Uniloc filed against Rackspace during June 2012 in a Texas based district court, saying that Rackspace has violated their patent by using, selling and/or importing servers that run Linux Kernels that used for processing floating points required to work with Rackspace hosting business.
Uniloc filed for a patent in 1995 and then being approved in 1999. The patent #5,490,216 states that the invention is a “method and apparatus for handling overflow and underflow in processing floating-point numbers.” but Chief Judge in the district court saying that this concept doesn’t deserve patent protection as the invention involves nothing more than using the round numbers before an arithmetic computation.

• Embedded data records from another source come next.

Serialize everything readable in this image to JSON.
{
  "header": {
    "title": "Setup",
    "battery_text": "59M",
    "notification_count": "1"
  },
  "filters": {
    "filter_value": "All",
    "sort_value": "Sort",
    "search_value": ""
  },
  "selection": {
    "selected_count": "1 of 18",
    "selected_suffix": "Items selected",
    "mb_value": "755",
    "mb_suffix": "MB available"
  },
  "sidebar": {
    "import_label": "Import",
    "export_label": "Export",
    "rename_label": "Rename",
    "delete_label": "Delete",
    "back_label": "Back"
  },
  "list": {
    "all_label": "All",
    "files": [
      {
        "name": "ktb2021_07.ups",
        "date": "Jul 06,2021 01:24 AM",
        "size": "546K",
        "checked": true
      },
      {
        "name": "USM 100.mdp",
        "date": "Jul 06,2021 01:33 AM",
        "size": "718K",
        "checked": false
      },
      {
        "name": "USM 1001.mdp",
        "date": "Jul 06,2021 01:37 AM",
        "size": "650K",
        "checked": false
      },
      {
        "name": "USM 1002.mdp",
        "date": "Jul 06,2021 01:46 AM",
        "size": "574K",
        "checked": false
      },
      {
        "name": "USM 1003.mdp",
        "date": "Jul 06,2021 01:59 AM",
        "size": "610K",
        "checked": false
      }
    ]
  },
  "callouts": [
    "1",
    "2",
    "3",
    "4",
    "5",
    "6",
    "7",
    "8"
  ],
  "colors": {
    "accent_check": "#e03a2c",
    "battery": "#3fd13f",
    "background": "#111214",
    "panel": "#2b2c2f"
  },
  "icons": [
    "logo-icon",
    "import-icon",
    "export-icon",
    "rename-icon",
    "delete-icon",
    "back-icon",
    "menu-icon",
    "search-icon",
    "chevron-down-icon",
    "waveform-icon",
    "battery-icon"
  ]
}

Judge Leonard Davis said that Uniloc’s first claim which is a formula to solve mathematical problems is nothing more than a mere improvement of a mathematical formula, even when tied to computing.
Uniloc once sued Microsoft for $388 Million of which the district court judge overturned the verdict. But Microsoft finally settled the case with Uniloc last year for an undisclosed amount. Currently, Uniloc filed 12 new cases on March 21st with Eastern District of Texas against companies like Activision Blizzard, EA, Aspyr media, Digital river, McAfee, Sony, Symantec, Sage Software, SolarWinds, Pervasive Software and WildPackets.